(…) Ela adorava o campo, aquele verde, o cheiro a manhã, toda aquela zona envolvente onde podia usar de um pensamento, mais que um pensamento… de liberdade.
O seu olhar, um olhar sério, profundo e meigo, de quem ousa andar no limite da vontade, do prazer, do desejo e mais que tudo da felicidade.
Ela era acima de tudo feliz, não se lhe conhece amor, um amor carnal, mas sim vários amores, é verdade que físicos, mas ao mesmo tempo naturais (de natureza), o seu grande amor, aquela pradaria imensa onde podia correr como Deus e a sua mãe a meteram no Mundo, era o seu espaço, seu dela de mais ninguém e a sua vida só dela dependia também.

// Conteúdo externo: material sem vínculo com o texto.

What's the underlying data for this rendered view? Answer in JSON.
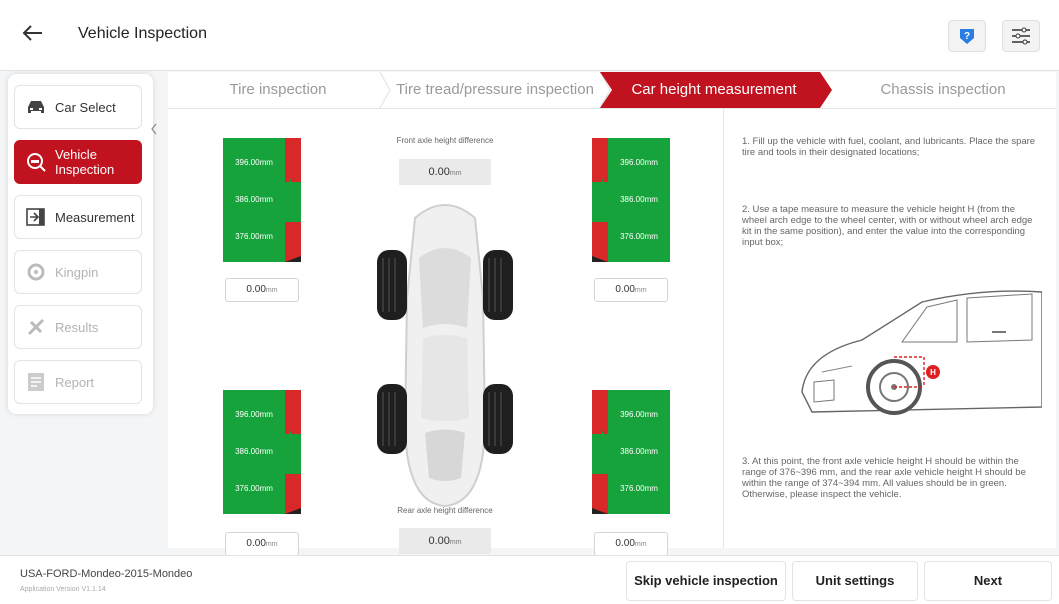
{
  "header": {
    "title": "Vehicle Inspection",
    "back_icon": "arrow-left-icon",
    "help_icon": "help-icon",
    "settings_icon": "sliders-icon"
  },
  "sidebar": {
    "items": [
      {
        "label": "Car Select",
        "icon": "car-icon",
        "state": "normal"
      },
      {
        "label": "Vehicle\nInspection",
        "icon": "inspection-icon",
        "state": "active"
      },
      {
        "label": "Measurement",
        "icon": "measurement-icon",
        "state": "normal"
      },
      {
        "label": "Kingpin",
        "icon": "kingpin-icon",
        "state": "disabled"
      },
      {
        "label": "Results",
        "icon": "results-icon",
        "state": "disabled"
      },
      {
        "label": "Report",
        "icon": "report-icon",
        "state": "disabled"
      }
    ]
  },
  "steps": [
    {
      "label": "Tire inspection",
      "active": false
    },
    {
      "label": "Tire tread/pressure inspection",
      "active": false
    },
    {
      "label": "Car height measurement",
      "active": true
    },
    {
      "label": "Chassis inspection",
      "active": false
    }
  ],
  "measure": {
    "front_diff_label": "Front axle height difference",
    "rear_diff_label": "Rear axle height difference",
    "front_diff_value": "0.00",
    "rear_diff_value": "0.00",
    "diff_unit": "mm",
    "gauge_labels": [
      "396.00mm",
      "386.00mm",
      "376.00mm"
    ],
    "gauge_labels_rear_left": [
      "396.00mm",
      "386.00mm",
      "376.00mm"
    ],
    "inputs": {
      "front_left": "0.00",
      "front_right": "0.00",
      "rear_left": "0.00",
      "rear_right": "0.00",
      "unit": "mm"
    }
  },
  "instructions": {
    "p1": "1. Fill up the vehicle with fuel, coolant, and lubricants. Place the spare tire and tools in their designated locations;",
    "p2": "2. Use a tape measure to measure the vehicle height H (from the wheel arch edge to the wheel center, with or without wheel arch edge kit in the same position), and enter the value into the corresponding input box;",
    "p3": "3. At this point, the front axle vehicle height H should be within the range of 376~396 mm, and the rear axle vehicle height H should be within the range of 374~394 mm. All values should be in green. Otherwise, please inspect the vehicle.",
    "h_marker": "H"
  },
  "footer": {
    "vehicle": "USA-FORD-Mondeo-2015-Mondeo",
    "version": "Application Version V1.1.14",
    "skip": "Skip vehicle inspection",
    "unit": "Unit settings",
    "next": "Next"
  },
  "colors": {
    "accent": "#c1121f",
    "green": "#17a33c",
    "red": "#d92828"
  }
}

Quem a viu, dizia que era parecida com o seu pai, de uma elegância estrema, fina, uma coxa alta, um peito de nobre recorte, o cabelo escuro, muito escuro que tapava o seu olho esquerdo, muitas vezes sacudia a sua cabeça para poder olhar como só ela sabia, aquele olhar directo, ao mesmo tempo discreto. Adorava passear perto do lago, onde a só a aragem que corria por aquelas paragens parecia não estar imóvel. Tudo o que por ali se mexia era de forma tão perfeita que parecia um quadro, uma aguarela acabada de pintar, parado, imóvel, mas não morto. Por vezes via-se os peixes quase com a sua cabeça de fora, como a conversarem com ela, passava por ali horas sozinha, junta com a natureza, a sua natureza… uma natureza quase utópica, mas era a sua.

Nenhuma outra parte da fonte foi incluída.